When shooting steel, I see beginners call a low impact due to the bullet striking the steel and the shrapnel kicking up dust below the target. A bullet that hits at the top of a 36” steel plate will send bullet fragments into the dirt below the target giving an appearance of a low impact, which is incorrect. Again, let the shot unfold before making your call . Learn to memorize the strikes you see on the target, sometimes a bullet impact can be very subtle. Your targets set up at 600 yards and closer will often swing with enthusiasm when hit by the bullet. However, a target made of ⅜-inch AR500 steel at 1,000 yards might barely wobble when struck in the bullseye. Practice will make perfect in this category. The golden rule in calling shots is DO NOT be ashamed to say you did not see the shot, a NO CALL spot If you didn’t see it is better than guessing. Move on to the next shot.
Making the correction
Making a proper correction after a missed shot placement can be a very tricky endeavor. In the event that the bullet impact is not where you or the shooter had intended, you potentially need to make a correction before firing again. I say potentially because there is a chance the shooter pulls the shot or breaks the trigger inadvertently. I like to quickly confirm with the shooter after the shot is called whether or not he or she felt they had made a good shot. If it is determined the shot was a good shot, give the shooter the appropriate elevation or windage correction and fire again. If the shot was pulled, making any sort of correction is often a mistake. In the experience I pointed out in the beginning of this article while hunting Kudu with Aaron, he couldn’t remember for 15 minutes following his shot if he had broke the trigger where he intended or not. Buck fever happens!
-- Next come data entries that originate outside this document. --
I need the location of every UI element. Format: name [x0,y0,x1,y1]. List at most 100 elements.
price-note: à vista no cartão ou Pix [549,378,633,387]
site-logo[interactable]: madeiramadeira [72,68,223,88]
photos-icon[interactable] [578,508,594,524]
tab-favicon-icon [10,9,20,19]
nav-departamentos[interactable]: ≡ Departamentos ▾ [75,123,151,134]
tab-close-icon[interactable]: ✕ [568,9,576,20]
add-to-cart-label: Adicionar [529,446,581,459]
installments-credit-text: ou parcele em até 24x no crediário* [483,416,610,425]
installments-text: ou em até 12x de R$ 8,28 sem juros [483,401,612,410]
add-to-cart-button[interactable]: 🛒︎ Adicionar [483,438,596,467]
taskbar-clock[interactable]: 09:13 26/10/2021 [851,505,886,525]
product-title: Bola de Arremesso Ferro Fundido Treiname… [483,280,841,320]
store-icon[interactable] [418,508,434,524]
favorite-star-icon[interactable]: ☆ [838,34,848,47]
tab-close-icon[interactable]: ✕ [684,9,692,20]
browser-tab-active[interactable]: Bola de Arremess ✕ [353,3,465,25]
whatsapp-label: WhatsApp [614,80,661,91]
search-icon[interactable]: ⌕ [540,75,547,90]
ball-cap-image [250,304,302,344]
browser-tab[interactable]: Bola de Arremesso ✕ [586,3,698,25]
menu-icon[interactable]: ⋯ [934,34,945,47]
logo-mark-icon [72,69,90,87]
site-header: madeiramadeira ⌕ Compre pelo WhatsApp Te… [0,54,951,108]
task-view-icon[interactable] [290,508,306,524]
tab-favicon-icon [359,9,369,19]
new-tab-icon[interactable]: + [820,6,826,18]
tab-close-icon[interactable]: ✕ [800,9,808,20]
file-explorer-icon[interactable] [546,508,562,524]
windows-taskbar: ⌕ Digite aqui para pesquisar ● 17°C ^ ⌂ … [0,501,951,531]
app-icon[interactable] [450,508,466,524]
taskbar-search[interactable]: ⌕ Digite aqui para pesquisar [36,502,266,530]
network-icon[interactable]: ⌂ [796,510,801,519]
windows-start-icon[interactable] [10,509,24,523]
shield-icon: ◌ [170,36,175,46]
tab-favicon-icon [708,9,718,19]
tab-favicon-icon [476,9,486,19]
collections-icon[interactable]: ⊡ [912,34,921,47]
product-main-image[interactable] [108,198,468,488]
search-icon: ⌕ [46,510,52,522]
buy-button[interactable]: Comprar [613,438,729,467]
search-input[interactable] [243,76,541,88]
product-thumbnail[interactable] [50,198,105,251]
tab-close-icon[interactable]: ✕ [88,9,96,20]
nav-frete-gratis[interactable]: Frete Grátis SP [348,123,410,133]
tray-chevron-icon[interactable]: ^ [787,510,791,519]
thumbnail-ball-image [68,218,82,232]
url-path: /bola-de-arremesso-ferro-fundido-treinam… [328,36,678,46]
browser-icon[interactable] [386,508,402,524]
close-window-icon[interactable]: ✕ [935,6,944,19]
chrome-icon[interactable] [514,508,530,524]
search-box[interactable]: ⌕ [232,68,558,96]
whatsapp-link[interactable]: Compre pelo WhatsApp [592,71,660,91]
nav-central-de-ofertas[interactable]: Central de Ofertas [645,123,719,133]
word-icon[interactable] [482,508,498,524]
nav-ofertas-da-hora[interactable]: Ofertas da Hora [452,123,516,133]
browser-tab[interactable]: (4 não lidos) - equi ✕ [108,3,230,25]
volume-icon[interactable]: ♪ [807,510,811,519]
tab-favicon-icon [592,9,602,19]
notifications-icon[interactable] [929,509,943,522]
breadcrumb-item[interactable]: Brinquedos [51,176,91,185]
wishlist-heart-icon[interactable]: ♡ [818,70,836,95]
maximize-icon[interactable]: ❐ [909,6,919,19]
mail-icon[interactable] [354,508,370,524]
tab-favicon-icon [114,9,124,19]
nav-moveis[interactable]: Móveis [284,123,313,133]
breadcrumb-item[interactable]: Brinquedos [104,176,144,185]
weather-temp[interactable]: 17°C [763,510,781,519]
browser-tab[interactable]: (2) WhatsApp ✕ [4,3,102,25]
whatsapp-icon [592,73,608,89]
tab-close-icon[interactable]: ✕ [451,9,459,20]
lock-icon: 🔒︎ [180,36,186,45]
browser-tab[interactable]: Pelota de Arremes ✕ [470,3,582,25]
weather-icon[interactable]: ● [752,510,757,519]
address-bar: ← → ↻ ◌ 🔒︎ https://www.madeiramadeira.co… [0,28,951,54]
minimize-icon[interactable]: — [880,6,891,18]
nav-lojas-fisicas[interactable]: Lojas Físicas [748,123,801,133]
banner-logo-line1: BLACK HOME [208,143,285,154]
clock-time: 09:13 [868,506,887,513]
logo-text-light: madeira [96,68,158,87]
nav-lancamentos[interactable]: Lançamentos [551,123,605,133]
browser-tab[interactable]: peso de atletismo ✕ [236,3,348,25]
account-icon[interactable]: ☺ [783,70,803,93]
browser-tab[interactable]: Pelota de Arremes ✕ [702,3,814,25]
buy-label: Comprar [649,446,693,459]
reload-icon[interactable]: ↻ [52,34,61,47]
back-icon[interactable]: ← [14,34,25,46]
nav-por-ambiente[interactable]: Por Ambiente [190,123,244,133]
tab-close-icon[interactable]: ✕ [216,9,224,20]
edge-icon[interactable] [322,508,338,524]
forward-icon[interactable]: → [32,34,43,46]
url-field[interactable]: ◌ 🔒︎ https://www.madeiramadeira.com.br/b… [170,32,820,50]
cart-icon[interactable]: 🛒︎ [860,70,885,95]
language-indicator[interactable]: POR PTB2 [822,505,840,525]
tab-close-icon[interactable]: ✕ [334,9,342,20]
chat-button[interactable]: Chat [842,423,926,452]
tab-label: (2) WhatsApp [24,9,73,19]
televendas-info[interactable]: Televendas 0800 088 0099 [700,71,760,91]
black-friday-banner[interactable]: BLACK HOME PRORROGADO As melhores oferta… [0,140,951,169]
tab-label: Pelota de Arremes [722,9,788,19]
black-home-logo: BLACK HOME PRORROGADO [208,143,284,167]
When I used to have free time in the summer to pursue hobbies I spent a fair amount of my leisure time on the golf course. The relationship you need to develop is very similar to that of a golfer and his caddie. While it is very poor etiquette for a caddie to speak to the golfer during his backswing, this is not the case with the shooter / spotter relationship. The shooter has to learn to become comfortable with someone talking to them all the way through the shot.
I’ve always liked this definition of a caddie that I read some time ago. Great caddies aren't just handy with a rangefinder—they're accomplished sports psychologists, like corner men in boxing. Part of their job is to project confidence in their club selection or read of the green, so the player doesn't second-guess himself when he steps up to the ball.
This is exactly the role of a good spotter. Targets move, winds change, and obstacles arise in every shooting situation, be sure to communicate with your shooter right up until the moment that trigger is broken!